Tonight, just three days after playing in the Wimbledon final, Venus Williams will play at a new tennis stadium in downtown Washington D.C., as her Philadelphia Freedoms take on the Washington Kastles. I'll be in attendance and, if it's anything like the match I went to last season, it should be the most fun I'll have at a sporting event all year. (Especially if the Redskins stink.)

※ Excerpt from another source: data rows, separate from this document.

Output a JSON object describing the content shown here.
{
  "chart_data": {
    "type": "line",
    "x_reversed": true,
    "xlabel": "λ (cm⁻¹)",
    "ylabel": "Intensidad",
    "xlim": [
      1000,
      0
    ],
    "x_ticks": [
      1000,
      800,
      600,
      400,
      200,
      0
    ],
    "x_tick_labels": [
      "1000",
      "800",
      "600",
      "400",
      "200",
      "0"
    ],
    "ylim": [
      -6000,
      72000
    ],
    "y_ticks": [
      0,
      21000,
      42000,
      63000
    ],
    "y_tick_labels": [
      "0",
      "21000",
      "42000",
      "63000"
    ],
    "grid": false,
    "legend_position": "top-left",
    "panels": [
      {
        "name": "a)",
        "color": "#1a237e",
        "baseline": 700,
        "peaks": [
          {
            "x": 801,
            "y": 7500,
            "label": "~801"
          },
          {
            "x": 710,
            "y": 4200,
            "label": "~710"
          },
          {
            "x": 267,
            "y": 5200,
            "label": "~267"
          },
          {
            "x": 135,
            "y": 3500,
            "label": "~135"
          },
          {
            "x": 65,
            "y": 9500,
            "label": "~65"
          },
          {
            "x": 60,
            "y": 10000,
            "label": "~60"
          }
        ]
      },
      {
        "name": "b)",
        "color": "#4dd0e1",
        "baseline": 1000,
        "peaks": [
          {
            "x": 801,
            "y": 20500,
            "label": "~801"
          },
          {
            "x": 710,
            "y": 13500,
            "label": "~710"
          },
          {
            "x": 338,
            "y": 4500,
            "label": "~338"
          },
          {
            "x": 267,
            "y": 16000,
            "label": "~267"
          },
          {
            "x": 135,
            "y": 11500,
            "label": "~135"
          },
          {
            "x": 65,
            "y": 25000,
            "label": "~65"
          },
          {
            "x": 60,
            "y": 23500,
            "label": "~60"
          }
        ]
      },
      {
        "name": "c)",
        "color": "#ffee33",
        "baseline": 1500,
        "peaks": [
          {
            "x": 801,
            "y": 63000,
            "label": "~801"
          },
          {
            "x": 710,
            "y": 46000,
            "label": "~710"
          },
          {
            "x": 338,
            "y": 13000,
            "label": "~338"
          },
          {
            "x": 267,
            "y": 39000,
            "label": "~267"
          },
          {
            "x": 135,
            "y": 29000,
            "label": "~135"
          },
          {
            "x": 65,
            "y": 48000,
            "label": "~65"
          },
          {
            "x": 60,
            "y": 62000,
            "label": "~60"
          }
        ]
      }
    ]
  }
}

World TeamTennis has been around since Billie Jean King founded the league in 1974. Since then, the WTT has expanded and contracted, but always featured some of the best players in the tennis world, including Chris Evert, Pete Sampras, Steffi Graf, Andre Agassi and Jimmy Connors. John McEnroe and Martina Navratilova still play in the league, alongside the Williams sisters and Maria Sharapova, among others. These "marquee players" have a limited schedule, which means, for instance, that the Kastles' Serena Williams won't be playing tonight in D.C., but will appear for the team during a home match next week. (The WTT schedule runs through July.)

The scoring is vastly different than regular tennis with no-ad games, five-game sets and super-tiebreakers. Old tennis rules and traditions fall by the wayside at WTT events, as on-court coaching is allowed and cheering from fans is encouraged.

Many sporting events claim to be fan-friendly, but that's usually just code for an NBA team having a mini-hoop in the corner of the arena after charging people $85 to get in the door. The WTT can say that its fan-friendly with a straight face.